The Métis of Rainy Lake and Rainy River—known today as the Northwestern Ontario Métis Community—are one of the many distinct Métis communities that emerged along the major waterways of west-central North America during the last decades of the 1700s.
Owing to its unique geography, Lac La Pluie (Rainy Lake) became a vital hub in the North West Company’s expansive fur trade network. Located near the height of land midway between the fur-rich Athabasca region and North West Company headquarters in Montreal, canoe brigades from both directions could complete a round-trip journey to Rainy Lake in a single season, returning home before the winter freeze-up.
As a transportation and commerce hub, Rainy Lake became a location for relationship building and deep intercultural exchange, for generations.
Even after the North West Company’s merger with the Hudson’s Bay Company in 1821, Rainy Lake remained a district headquarters and home to a large company workforce. This was increasingly offset by a growing number of locally born “freemen” who were not employed directly by the HBC, but who were relied upon by the HBC for their knowledge of the territory and ability to deliver essential goods and services, from food provisions to language interpretation.

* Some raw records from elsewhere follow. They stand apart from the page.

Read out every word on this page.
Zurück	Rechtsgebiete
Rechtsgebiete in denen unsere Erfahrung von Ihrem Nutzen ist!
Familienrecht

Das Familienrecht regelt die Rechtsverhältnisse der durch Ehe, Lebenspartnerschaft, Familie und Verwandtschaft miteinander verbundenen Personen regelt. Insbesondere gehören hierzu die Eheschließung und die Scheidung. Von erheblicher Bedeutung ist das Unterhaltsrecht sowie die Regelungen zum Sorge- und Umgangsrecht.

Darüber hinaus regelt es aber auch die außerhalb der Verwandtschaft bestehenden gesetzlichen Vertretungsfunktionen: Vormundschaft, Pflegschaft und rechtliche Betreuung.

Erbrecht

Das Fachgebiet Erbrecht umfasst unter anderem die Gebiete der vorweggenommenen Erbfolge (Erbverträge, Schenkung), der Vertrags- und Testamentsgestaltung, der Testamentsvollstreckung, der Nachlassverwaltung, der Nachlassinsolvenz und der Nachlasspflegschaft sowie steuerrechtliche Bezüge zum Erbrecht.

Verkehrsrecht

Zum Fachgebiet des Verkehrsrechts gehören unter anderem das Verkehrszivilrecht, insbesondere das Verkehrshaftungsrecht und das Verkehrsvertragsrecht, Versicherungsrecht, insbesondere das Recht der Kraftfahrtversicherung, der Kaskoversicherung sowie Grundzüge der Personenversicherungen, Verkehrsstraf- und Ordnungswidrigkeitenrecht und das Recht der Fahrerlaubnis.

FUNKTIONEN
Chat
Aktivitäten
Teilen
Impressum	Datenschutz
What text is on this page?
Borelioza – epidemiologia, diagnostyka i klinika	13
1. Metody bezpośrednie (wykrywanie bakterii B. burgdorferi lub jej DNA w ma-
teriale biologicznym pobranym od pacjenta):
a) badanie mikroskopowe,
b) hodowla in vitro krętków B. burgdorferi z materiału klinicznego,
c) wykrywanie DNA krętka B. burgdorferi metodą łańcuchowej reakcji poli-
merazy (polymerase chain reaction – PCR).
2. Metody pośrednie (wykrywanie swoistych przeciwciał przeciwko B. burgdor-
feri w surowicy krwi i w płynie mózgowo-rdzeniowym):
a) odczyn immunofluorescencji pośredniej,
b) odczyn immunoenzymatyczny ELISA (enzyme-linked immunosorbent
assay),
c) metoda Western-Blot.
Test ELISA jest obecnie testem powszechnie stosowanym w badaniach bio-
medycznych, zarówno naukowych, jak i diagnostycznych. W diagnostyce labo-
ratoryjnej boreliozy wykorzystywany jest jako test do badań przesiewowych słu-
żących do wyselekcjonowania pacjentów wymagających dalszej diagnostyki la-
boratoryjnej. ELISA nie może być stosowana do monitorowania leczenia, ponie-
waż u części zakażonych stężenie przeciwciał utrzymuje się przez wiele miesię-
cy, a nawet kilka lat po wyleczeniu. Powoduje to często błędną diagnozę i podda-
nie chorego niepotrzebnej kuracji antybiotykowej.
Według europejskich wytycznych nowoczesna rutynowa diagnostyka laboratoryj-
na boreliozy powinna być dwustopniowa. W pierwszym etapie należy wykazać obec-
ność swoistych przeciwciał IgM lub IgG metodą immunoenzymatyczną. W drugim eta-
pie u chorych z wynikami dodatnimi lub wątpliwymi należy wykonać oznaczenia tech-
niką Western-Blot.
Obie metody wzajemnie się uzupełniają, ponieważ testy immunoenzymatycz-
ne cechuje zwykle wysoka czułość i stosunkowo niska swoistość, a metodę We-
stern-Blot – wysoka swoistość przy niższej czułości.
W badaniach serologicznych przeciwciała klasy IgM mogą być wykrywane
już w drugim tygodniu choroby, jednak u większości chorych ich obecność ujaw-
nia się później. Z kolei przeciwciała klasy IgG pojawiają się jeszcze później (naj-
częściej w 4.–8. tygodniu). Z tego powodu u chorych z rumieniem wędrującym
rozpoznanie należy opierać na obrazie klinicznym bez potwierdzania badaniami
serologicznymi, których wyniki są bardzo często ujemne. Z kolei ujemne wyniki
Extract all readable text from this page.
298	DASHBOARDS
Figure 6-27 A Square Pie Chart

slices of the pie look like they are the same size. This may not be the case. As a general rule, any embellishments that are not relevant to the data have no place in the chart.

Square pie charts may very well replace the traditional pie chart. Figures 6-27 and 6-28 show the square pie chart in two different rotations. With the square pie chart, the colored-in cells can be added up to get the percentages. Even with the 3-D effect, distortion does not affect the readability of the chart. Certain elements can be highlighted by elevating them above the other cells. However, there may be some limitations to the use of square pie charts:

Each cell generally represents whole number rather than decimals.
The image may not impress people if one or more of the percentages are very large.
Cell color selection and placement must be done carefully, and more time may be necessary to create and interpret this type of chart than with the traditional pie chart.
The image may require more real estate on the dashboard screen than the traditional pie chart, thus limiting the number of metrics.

By the mid to late 1800s, a distinctive Métis community emerged “in the shadows of the HBC post” in what is now Northwestern Ontario. This community included the inter-connected Métis populations “in and around: Lac La Pluie (Fort Frances); Rat Portage (Kenora), Eagle Lake (Dryden/Wabigoon) and Hungry Hall (Rainy River). The Lake of the Woods area includes Rat Portage, White Fish Lake, Northwest Angle, Wabigoon and Long Sault”.
In addition to a distinct economic identity, the historic Northwestern Ontario Métis Community was extensively inter-connected through kinship connections such as marriage, as well as godparenting and witnessing relationships. The community formed its own settlements, elected its own leaders, and collectively advocated for its own political interests.
The Northwestern Ontario Métis Community also maintained deep marital and economic connections with other Métis communities and families across the Métis Homeland.
In addition to their own strongly held Métis identity, the Northwestern Ontario Métis Community also gained recognition as a distinct place-based Métis collectivity by Europeans and First Nations alike—eventually signing the 1875 Treaty 3 Half-Breed Adhesion as a distinct Métis collective.